In fact, the last handshape is not included in the same group as the first three, even though thumb position is the only differing phonetic aspect. The open-beak handshape is included in the group of handshapes in which the thumb is opposed to the fingers. The interesting question now becomes, why are only these four thumb positions distinguished? Why not also distinguish one or two or sixteen others that are physiologically equally possible and also occur in the surface forms of signs? Take for example the following, all found in the SignPhon video corpus.

i. thumb 45deg abducted. (between 4a and 4b)

ii. thumb IP joint flexed, thumb tip against proximal phalanx of index

iii. thumb a little opposed (between B0 4b and open- beak 4d)

iv. thumb hyperflexed, IP joint extended (not flexed as in 4c)

Figure 3.4

Four ‘allophonic’ handshapes not distinguished by the KOMVA notation system

The handshapes in Figure 3.3 each form a category, but these categories and their boundaries are not defined and the reason for choosing the handshapes in Figure 3.3 as prototypes of their category are not made explicit. Of course, once these categories are assumed, one will be able to categorize almost any thumb position found in real life, but that need not be interpreted as evidence for the correctness of the categories. I surmise that this unclear definition of why certain categories are included and others are not is part of the reason why no further claims could be made about the occurrence of the different variants, or in other words, why they seemed to be in free variation. Neglecting small variations in articulation makes it hard to determine the context that determines the occurrence of a given variant. The same holds for variation in location which was found and the variation that was not found (i.e. distinctions that were not made).

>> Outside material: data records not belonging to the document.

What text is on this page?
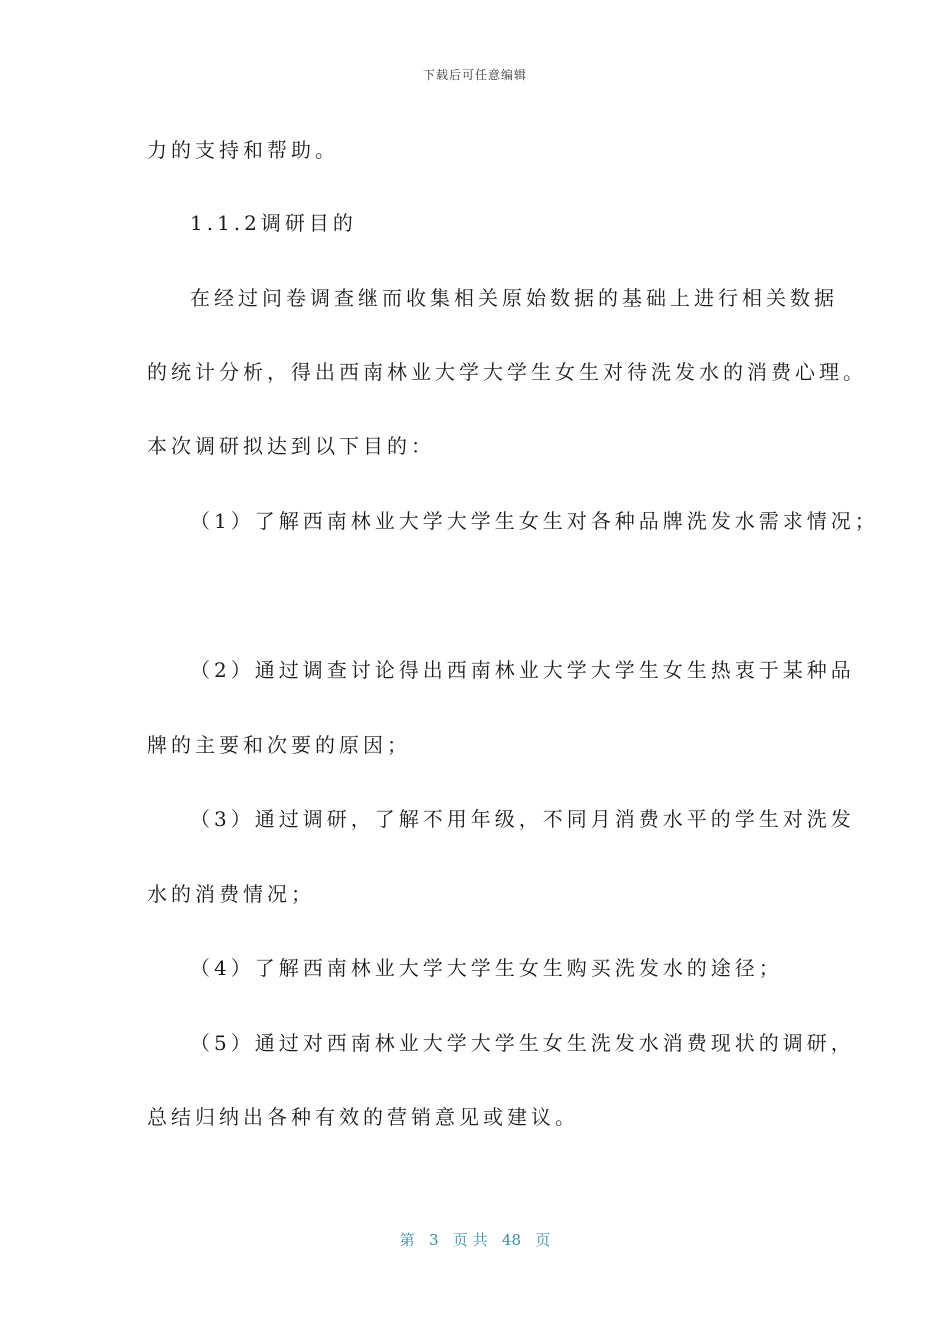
下载后可任意编辑
力的支持和帮助。
1.1.2调研目的
在经过问卷调查继而收集相关原始数据的基础上进行相关数据
的统计分析，得出西南林业大学大学生女生对待洗发水的消费心理。
本次调研拟达到以下目的：
（1）了解西南林业大学大学生女生对各种品牌洗发水需求情况；
（2）通过调查讨论得出西南林业大学大学生女生热衷于某种品
牌的主要和次要的原因；
（3）通过调研，了解不用年级，不同月消费水平的学生对洗发
水的消费情况；
（4）了解西南林业大学大学生女生购买洗发水的途径；
（5）通过对西南林业大学大学生女生洗发水消费现状的调研，
总结归纳出各种有效的营销意见或建议。
第 3 页 共 48 页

I propose that the handshapes in Figure 3.4 are equally plausible realizations of certain articulator specifications as the handshapes in Figure 3.3. The model outlined at the end of Chapter 2 aims to generate both allophonic variation and phonetic

variation. However, the two do not occur at two sequential stages (respectively the phonological surface representation and the phonetic representation).

Aside from the research on the handshape parameter, most attention has been paid to the non-manual part of signs and especially ‘mouthing’ (or ‘word pictures’), in the work of Schermer (1990). It is concluded there that mouthings can serve to distinguish minimal pairs, such as in the SLN signs BROTHER vs. SISTER, which only differ in the mouthing that accompanies the manual part. These mouthings have been the topic of recent debate in the literature (e.g. Ebbinghaus & Heßmann 1990, Boyes Braem & Sutton-Spence to appear), but will not be dealt with in this book.